O outro projeto passa por requalificar o piso do campo de jogos, numa fase em que a instituição está a incluir o equipamento desportivo na sua atividade, como se fosse mais uma valência.
Em suspenso está ainda o apoio que a instituição se disponibilizou, no âmbito da PAR – Plataforma de Apoio aos Refugiados, para acolher uma família refugiada, mas que para já esbarrou na inércia das autoridades competentes em trazerem os refugiados para Portugal.
E se muitas IPSS aderiram à PAR, disponibilizando equipamentos que não têm utentes, ou casas do património próprio, o Centro Sócio-Cultural e Desportivo de Sande (S. Clemente) dispôs-se a alugar uma habitação, comprometendo-se ao pagamento da renbda e ao fornecimento de alimentação e outras coisas, mas espera encontrar junto da população disponibilidade para ajudar no pagamento da água, luz e gás.
“Tratámos de alugar uma casa e estivemos quase a assinar o contrato, mas a demora na chegada dos refugiados fez-nos parar para já”, afirma Conceição Marques, que confirma a adesão da população: “A comunidade não reagiu mal e até houve algumas pessoas que se disponibilizaram a ajudar, com trabalho voluntário, financeiramente ou de outras formas. O problema em Paris é que baralhou um pouco as pessoas”.
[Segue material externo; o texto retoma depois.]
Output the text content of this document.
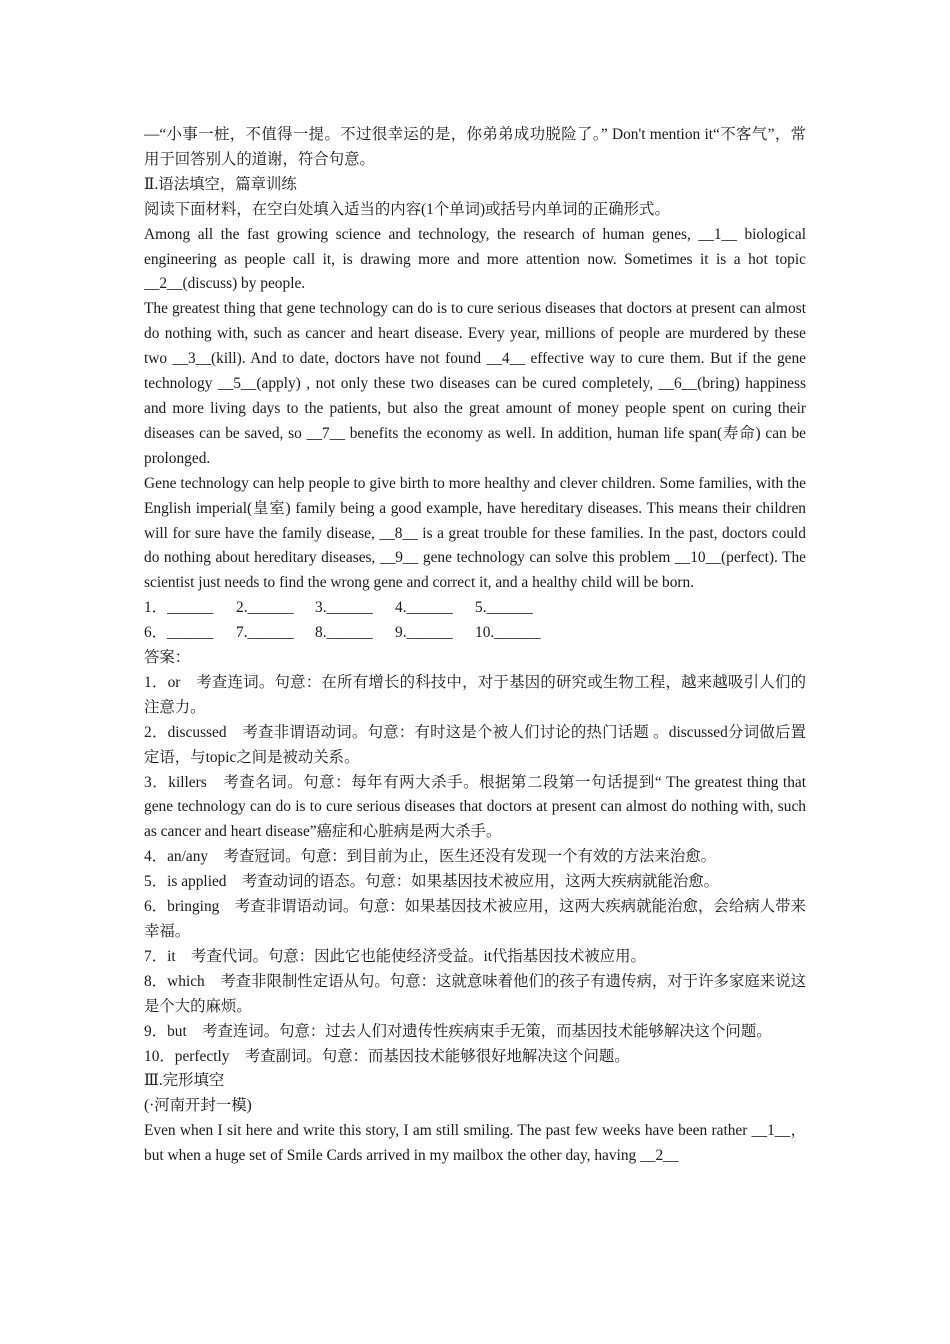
—“小事一桩，不值得一提。不过很幸运的是，你弟弟成功脱险了。” Don't mention it“不客气”，常用于回答别人的道谢，符合句意。

Ⅱ.语法填空，篇章训练

阅读下面材料，在空白处填入适当的内容(1个单词)或括号内单词的正确形式。

Among all the fast growing science and technology, the research of human genes, __1__ biological engineering as people call it, is drawing more and more attention now. Sometimes it is a hot topic __2__(discuss) by people.

The greatest thing that gene technology can do is to cure serious diseases that doctors at present can almost do nothing with, such as cancer and heart disease. Every year, millions of people are murdered by these two __3__(kill). And to date, doctors have not found __4__ effective way to cure them. But if the gene technology __5__(apply) , not only these two diseases can be cured completely, __6__(bring) happiness and more living days to the patients, but also the great amount of money people spent on curing their diseases can be saved, so __7__ benefits the economy as well. In addition, human life span(寿命) can be prolonged.

Gene technology can help people to give birth to more healthy and clever children. Some families, with the English imperial(皇室) family being a good example, have hereditary diseases. This means their children will for sure have the family disease, __8__ is a great trouble for these families. In the past, doctors could do nothing about hereditary diseases, __9__ gene technology can solve this problem __10__(perfect). The scientist just needs to find the wrong gene and correct it, and a healthy child will be born.

1．______ 2.______ 3.______ 4.______ 5.______
6．______ 7.______ 8.______ 9.______ 10.______

答案：

1．or　考查连词。句意：在所有增长的科技中，对于基因的研究或生物工程，越来越吸引人们的注意力。

2．discussed　考查非谓语动词。句意：有时这是个被人们讨论的热门话题 。discussed分词做后置定语，与topic之间是被动关系。

3．killers　考查名词。句意：每年有两大杀手。根据第二段第一句话提到“ The greatest thing that gene technology can do is to cure serious diseases that doctors at present can almost do nothing with, such as cancer and heart disease”癌症和心脏病是两大杀手。

4．an/any　考查冠词。句意：到目前为止，医生还没有发现一个有效的方法来治愈。

5．is applied　考查动词的语态。句意：如果基因技术被应用，这两大疾病就能治愈。

6．bringing　考查非谓语动词。句意：如果基因技术被应用，这两大疾病就能治愈，会给病人带来幸福。

7．it　考查代词。句意：因此它也能使经济受益。it代指基因技术被应用。

8．which　考查非限制性定语从句。句意：这就意味着他们的孩子有遗传病，对于许多家庭来说这是个大的麻烦。

9．but　考查连词。句意：过去人们对遗传性疾病束手无策，而基因技术能够解决这个问题。

10．perfectly　考查副词。句意：而基因技术能够很好地解决这个问题。

Ⅲ.完形填空

(·河南开封一模)

Even when I sit here and write this story, I am still smiling. The past few weeks have been rather __1__， but when a huge set of Smile Cards arrived in my mailbox the other day, having __2__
Para desmistificar um pouco as coisas, a instituição, juntamente com a PAR e a CNIS, vai promover uma sessão de esclarecimento para a inclusão a propósito do acolhimento de refugiados.
“A nossa ideia é fazer uma ação de sensibilização para a comunidade a respeito desta questão do acolhimento aos refugiados e queremos aproveitar para chegar aos pais dos meninos da creche, cujo projeto educativo versa os Direitos das Crianças”, explica a diretora-técnica.